Dual-energy X-ray absorptiometry (DXA)
This technique adopts two distinct X-ray energies which get attenuated while passing through the specimen. This attenuation for both frequencies is recorded with a detector, which is correlated with the sample’s effective atomic number that is subject to the moisture content. One distinct advantage of DXA is the ability to determine moisture content without knowing oven-dry density. The evidence that each substance has a unique absorption of X-ray energy is exploited in this method to measure the quantity of moisture in timber (Hultnas and Cano, 2012). Kim et al., (2015) determined the moisture content in the range of FSP and above, by interpreting the radiographs obtained using a polychromatic X-ray source and digital detector.
Nuclear magnetic resonance (NMR)
NMR method relies on the interaction between an applied magnetic field and the magnetic moment of an atomic nucleus. Atomic nuclei have magnetic moments because the protons comprising them possess spin. Nuclei are also charged and a moving electrical charge generates magnetism. Thus, the magnetic moment of the atomic nucleus arises, making the nucleus a dipole. Magnetic moment is an intrinsic property of every atomic nucleus. Hydrogen nuclei have the strongest magnetic moment and are utilized in NMR technique. A proton without influence from an external magnetic field spins and has its own magnetic moment in the direction of the spin axis. As an external field is applied, the protons will feel a torque forcing them to align either parallel or anti-parallel to the external field. Nuclei in the anti-parallel state have more energy than those in the parallel state. By applying a second external field, in the form of an electromagnetic signal in the radio frequency (R.F.) range, nuclei in the parallel state can be induced to ascend to the higher energy anti-parallel state. The frequency of the secondary field that will cause this is specific and when that state is achieved, the nucleus is said to be in resonance with the applied field. After the R.F. pulse, the nuclei return to their previous state emitting a signal in the frequency range they absorbed previously. The protons belonging to water molecules can be accurately determined. The set up in reference (Xu et al., 2017) consists of a permanent magnet in a region where the specimen is evaluated. A solenoid coil encases the sample tube and both the sample tube and the coil do not affect the NMR signal. This is conducted in a temperature controlled box, since temperature changes influences the field. The longitudinal relaxation times (T1) or transverse relaxation times (T2) are acquired from the NMR signal. The solid timber and the water within it, comprising of free and bound water are easily identified to the distinguishable T2 behavior. The smallest T2 value is of the cell wall (few microseconds), followed by bound water (few milliseconds) and free water (ten to hundreds of milliseconds). This method is extremely accurate and can distinguish between the contents of free and bound water (Guzenda et al., 2001). However, this is a high cost technology and R.F. coils need to be tuned regularly.
Radio frequency methods
R.F. attenuation and polarization
At frequencies lower than around 1GHz, electromagnetic waves interact strongly with water and penetrate deep enough into solid objects. Water molecules continuously attempt to reorient themselves according to the polarity of the applied electric field by absorbing energy from the electric field. This leads to energy loss or attenuation. The loss factor depends predominantly on the amount of water molecules. Besides, electromagnetic radiation slows down as it propagates through a solid material. As the wave slows down, its wavelength contracts. The loss in speed relies on the dielectric propagation constant of the sample in question. The propagation constant in turn depends on the timber density and moisture percentage. The retardation experienced by the wave can be measured as a change in phase as it is transmitted through the solid material. The third property that changes when an electromagnetic wave encounters when it is transmitted through a solid object is polarization. As described by Bucur (2003), timber is an anisotropic material and different directions have different dielectric characteristics. As the wave hits the material, its linear polarization shifts resolving into components in the direction of the minimum and maximum dielectric constant. So by measuring attenuation and change in polarization of RF waves through the material, the moisture content can be estimated.

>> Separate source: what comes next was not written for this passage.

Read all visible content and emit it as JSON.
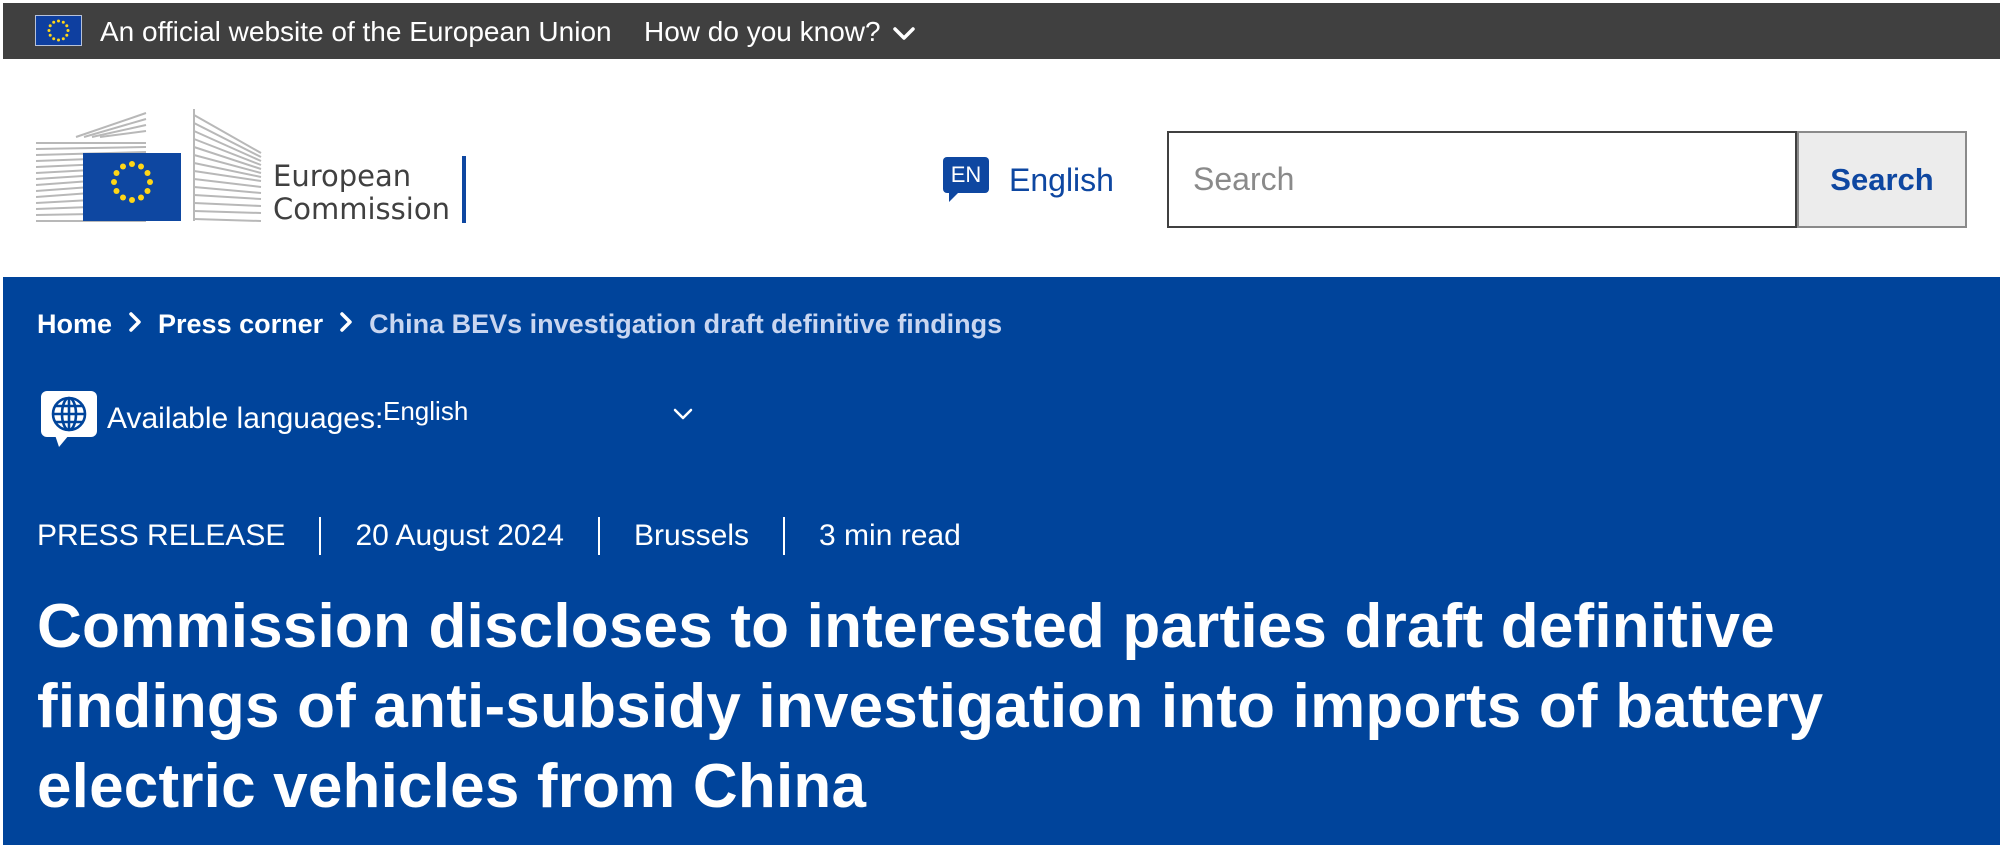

Ground penetrating radar (GPR)
This non-destructive technique utilizes electromagnetic waves to realize three-dimensional representations employing direct or reflected wave approach. A GPR signal transmitted through the sample is influenced by timber density, moisture content, temperature and fiber orientation. The dielectric response of timber is superior when the applied electric field is parallel to the fiber direction compared to being perpendicular. GPR equipment comprises of an electromagnetic wave pulse generator and double coupled antenna made of dipolar elements (transmitter and receiver) (Abad et al., 2010). Mai et al (2015) reported section wise linear/curvilinear dependence of permittivity on moisture content, with slope variation at FSP and good sensitivity for microwave propagation components to timber moisture changes.

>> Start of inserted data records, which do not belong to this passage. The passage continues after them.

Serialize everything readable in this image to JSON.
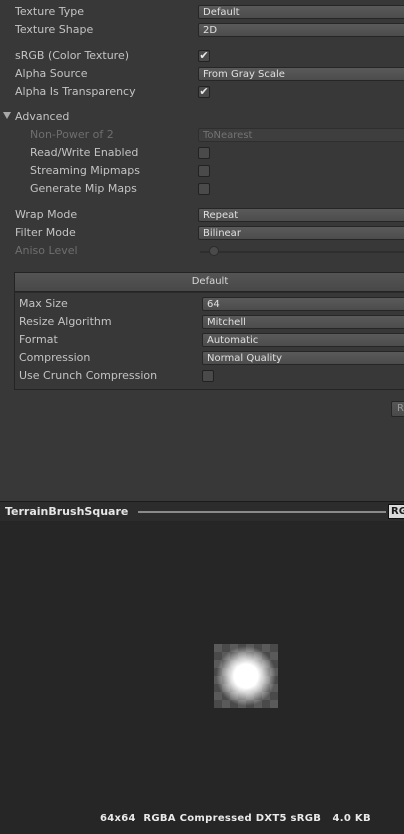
{
  "importer": {
    "texture_type": {
      "label": "Texture Type",
      "value": "Default"
    },
    "texture_shape": {
      "label": "Texture Shape",
      "value": "2D"
    },
    "srgb": {
      "label": "sRGB (Color Texture)",
      "checked": true
    },
    "alpha_source": {
      "label": "Alpha Source",
      "value": "From Gray Scale"
    },
    "alpha_is_transparency": {
      "label": "Alpha Is Transparency",
      "checked": true
    },
    "advanced": {
      "label": "Advanced",
      "non_power_of_2": {
        "label": "Non-Power of 2",
        "value": "ToNearest"
      },
      "read_write": {
        "label": "Read/Write Enabled",
        "checked": false
      },
      "streaming_mipmaps": {
        "label": "Streaming Mipmaps",
        "checked": false
      },
      "generate_mip_maps": {
        "label": "Generate Mip Maps",
        "checked": false
      }
    },
    "wrap_mode": {
      "label": "Wrap Mode",
      "value": "Repeat"
    },
    "filter_mode": {
      "label": "Filter Mode",
      "value": "Bilinear"
    },
    "aniso_level": {
      "label": "Aniso Level"
    },
    "check_glyph": "✔"
  },
  "platform": {
    "tab_label": "Default",
    "max_size": {
      "label": "Max Size",
      "value": "64"
    },
    "resize_algorithm": {
      "label": "Resize Algorithm",
      "value": "Mitchell"
    },
    "format": {
      "label": "Format",
      "value": "Automatic"
    },
    "compression": {
      "label": "Compression",
      "value": "Normal Quality"
    },
    "crunch": {
      "label": "Use Crunch Compression",
      "checked": false
    }
  },
  "revert_button": "R",
  "preview": {
    "title": "TerrainBrushSquare",
    "channel_button": "RG",
    "info": "64x64  RGBA Compressed DXT5 sRGB   4.0 KB"
  },
  "colors": {
    "panel_bg": "#383838",
    "preview_bg": "#262626",
    "text": "#c4c4c4",
    "disabled_text": "#6e6e6e"
  }
}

GPR radiograms can be recorded in two directions: longitudinal, where the electric field is perpendicularly polarized to timber fiber and transverse, where the electric field is parallel to the fibers. As direct waves travel along the specimen top layer, the measured values of the relative permittivity are seldom influenced by the field polarization. As the reflected waves traverse through the entire specimen, moisture content and relative permittivity are influenced by the material; with greater influence when the field is parallel to the timber fiber direction (Reci et al., 2016). One benefit of the GPR method is the capability to inspect a vast specimen area quickly.
Microwave methods
Microwaves measurements are similar to RF measurements, but have lower penetration depth. Assessment of phase-shift and attenuation provides density and moisture content utilizing multiple variable statistical methods. Moisture content is frequency independent and moderately dependent on temperature. The underlying principle exploited for moisture determination is that at higher frequencies, relaxation of molecules in water takes place. For industrial implementation, polarization-controllable dual-polarized antennas which can be used in place of rotating antennas and low noise amplifier can be used to dramatically reduce the noise level (Aichholzer et al., 2018).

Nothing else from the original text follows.